Energia Mayakan (Mayakan) is Mexico's first privately owned gas pipeline venture. This 432 mile 24" diameter pipeline transports natural gas from a PEMEX plant to several cyclic-load power plants in the Yucatán peninsula of Mexico. On-line leak detection, off-line predicting, and off-line training models were commissioned in the summer of 2000 and have proven successful in assisting control room operators to safely and efficiently operate this pipeline. Specific real-world experiences will be presented that demonstrate how the various simulation tools have benefited the operation. Mayakan's operators use real-time and predictor simulation models to plan compressor schedules, budget fuel usage, detect leaks, and recognize maintenance needs. The training model has been used to train and to certify all control room operators. This case history also presents lessons learned during the first year of operation, and uses of the model that had not been anticipated.
Mayakan initiated commercial operation in September 1999 as the first privately owned pipeline to deliver gas to third parties in Mexico. A SCADA system was installed to monitor and control the pipeline. Computer modeling tools were configured to supplement SCADA and to provide leak detection, predictive modeling, and operator training. These tools are intended to provide support to the solo control room operator in making operational decisions and to promote safety, reliability and efficiency. This paper intends to present a description of the modeling system configuration and the benefits of using these tools in Mayakan during the first year of operation.

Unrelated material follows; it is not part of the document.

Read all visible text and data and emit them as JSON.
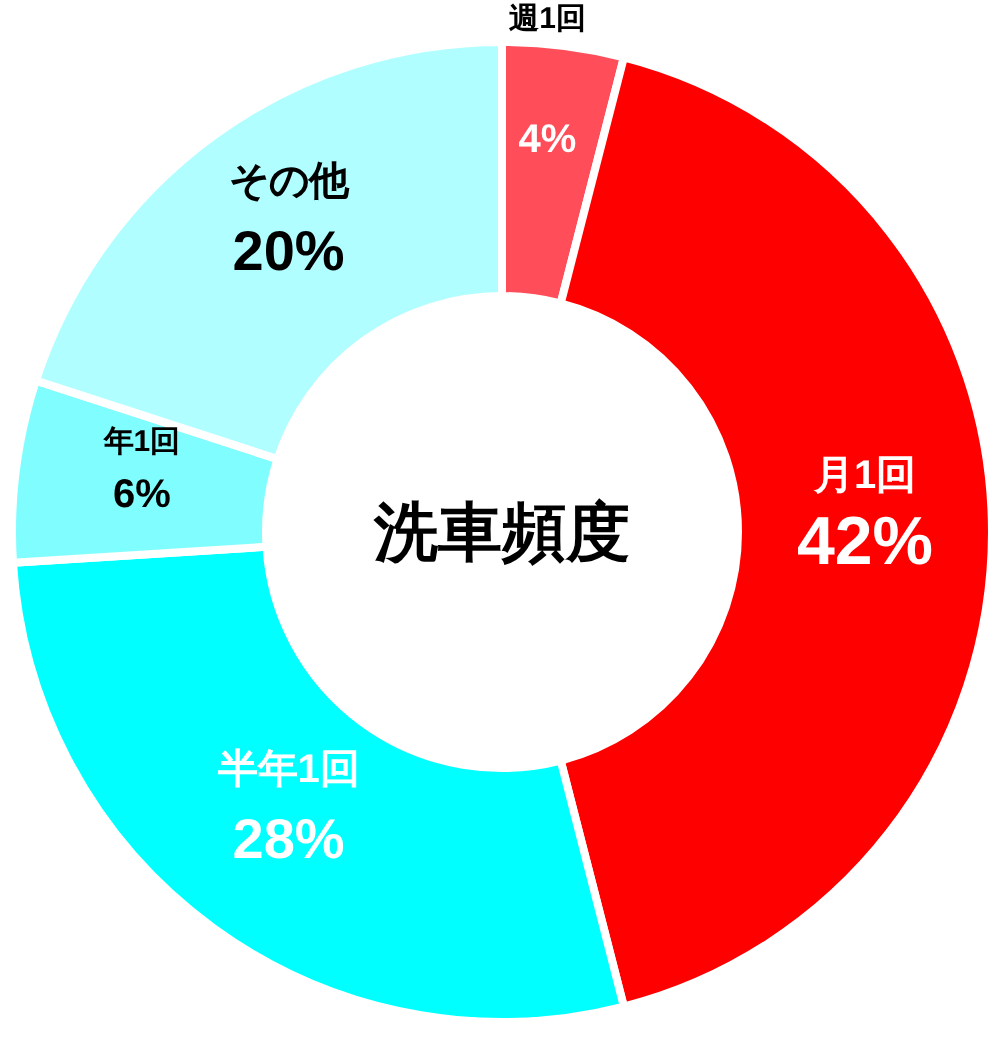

Mayakan currently operates without any in-house engineering staff. Solo operators in the control room use the on-line model for linepack analysis, leak detection, SCADA instrument troubleshooting, survival time analysis, and predictive modeling analysis. They use a predictor model to make decisions regarding compressor schedules, fuel budgeting, and whether they will approve or deny customer's requests to increase their gas rates over the rates that have been previously allocated. The training model is used to educate and to certify Mayakan's staff. All three of the models are described in more detail in the sections that follow.
All of the various models communicate with SCADA using bi-directional interfaces. SCADA data feeds the on-line leak detection model, whereas the predictor and training models can begin from either a current or saved on-line model state, or manually set conditions. All models can display their results using graphical display screens and also communicate modeling results back to SCADA. The on-line and predictor models send very few data items back to SCADA, whereas the training model, which simulates all pipeline hydraulics, sends hundreds of values to a copy of the SCADA system every few seconds.
The on-line model has become an integral part of gas control. Continuous monitoring of pipeline hydraulics provides leak detection alarms, leak location calculations, and line pack calculations. The on-line model is also used to provide an evergreen starting hydraulic pipeline state for predictive modeling simulations.